The African VLBI Network (AVN) will use radio telescopes at various locations in Africa, operating in unison to create high-resolution observations of astronomical objects or accurately measure the distance between each radio telescope in the network. The resolution will be determined by the separation distance of telescopes. The greater the separation distance the greater the resolution and a network that uses the large North-South advantage, e.g. in Africa, will make it a powerful VLBI.
The South African Department of Science and Technology (DST) has since 2009 been working with its counterparts in the eight SKA partner countries (Botswana, Ghana, Kenya, Madagascar, Mauritius, Mozambique, Namibia and Zambia) to explore funding opportunities that will establish an African-owned network of radio telescopes.
This radio telescope funding injection is supported by the development of human capital, from technician level to post-doctoral fellowships.
"The growth of Africa as a global astronomy hub is a shared vision of African countries to use the increasingly available broadband infrastructure for research and economic benefits," said Pandor.
"The African VLBI Network is expected to encourage co-location with research and monitoring facilities like global positioning system stations, automated climate change monitoring weather stations and seismic activity warning systems," said Dr Tshepo Seekoe, the DST's Chief Director: Radio Astronomy Advances.
Mineral prospectors and other enterprises with socio-economic benefits will be able to use the roads, electricity and other infrastructure leading to the remote sites where the AVN telescopes will be constructed.

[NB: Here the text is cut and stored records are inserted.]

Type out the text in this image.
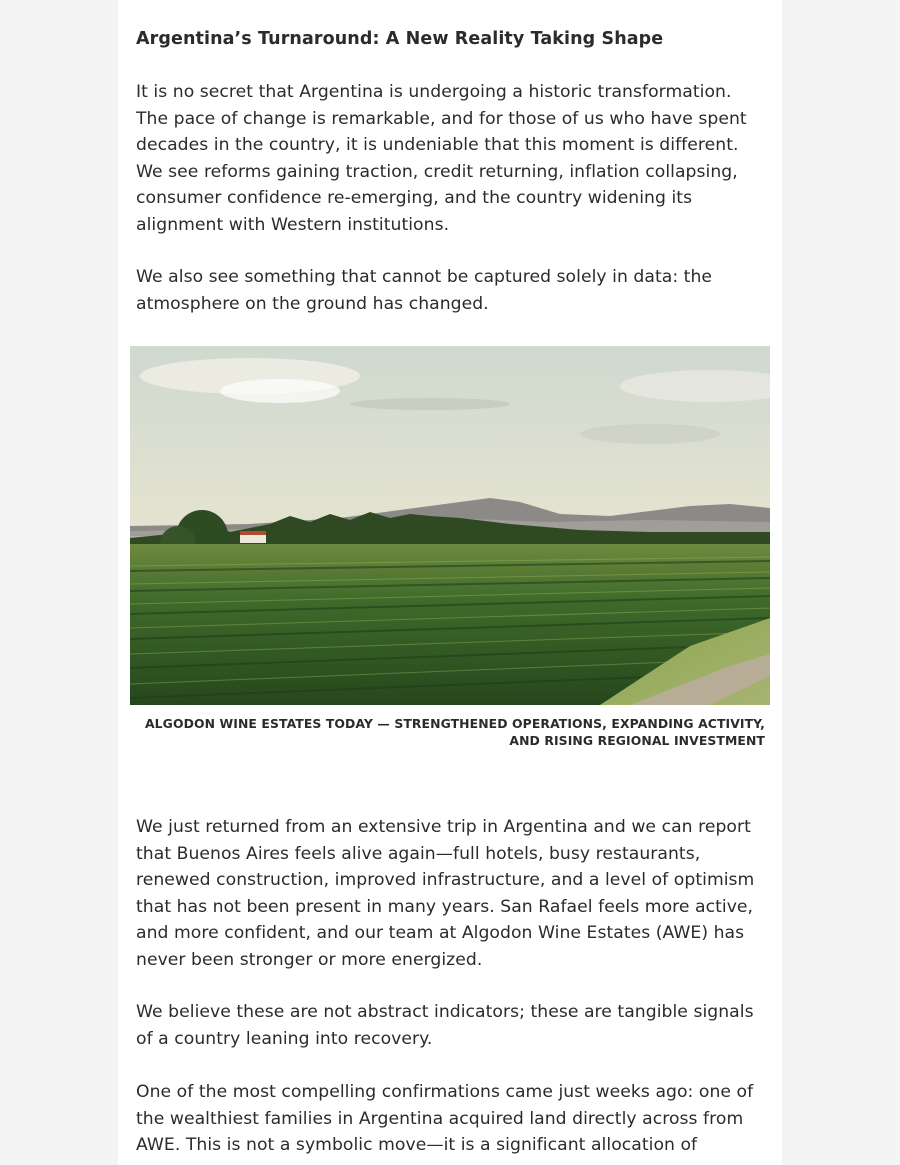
Argentina’s Turnaround: A New Reality Taking Shape

It is no secret that Argentina is undergoing a historic transformation. The pace of change is remarkable, and for those of us who have spent decades in the country, it is undeniable that this moment is different. We see reforms gaining traction, credit returning, inflation collapsing, consumer confidence re-emerging, and the country widening its alignment with Western institutions.

We also see something that cannot be captured solely in data: the atmosphere on the ground has changed.

ALGODON WINE ESTATES TODAY — STRENGTHENED OPERATIONS, EXPANDING ACTIVITY, AND RISING REGIONAL INVESTMENT

We just returned from an extensive trip in Argentina and we can report that Buenos Aires feels alive again—full hotels, busy restaurants, renewed construction, improved infrastructure, and a level of optimism that has not been present in many years. San Rafael feels more active, and more confident, and our team at Algodon Wine Estates (AWE) has never been stronger or more energized.

We believe these are not abstract indicators; these are tangible signals of a country leaning into recovery.

One of the most compelling confirmations came just weeks ago: one of the wealthiest families in Argentina acquired land directly across from AWE. This is not a symbolic move—it is a significant allocation of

This development is expected to create a more dynamic working environment for staff and students. The AVN will be used to study both astronomy and geodesy (continental drift).
Since the beginning of the African bid to host the SKA, there has been huge progress in astronomy in Africa, including the choice of Cape Town to host the International Astronomical Union Office of Astronomy for Development, the formation of the African Physical Society, the construction of a number of telescopes throughout Africa and, most importantly, the political endorsement of the SKA bid by African Union Heads of States and Government.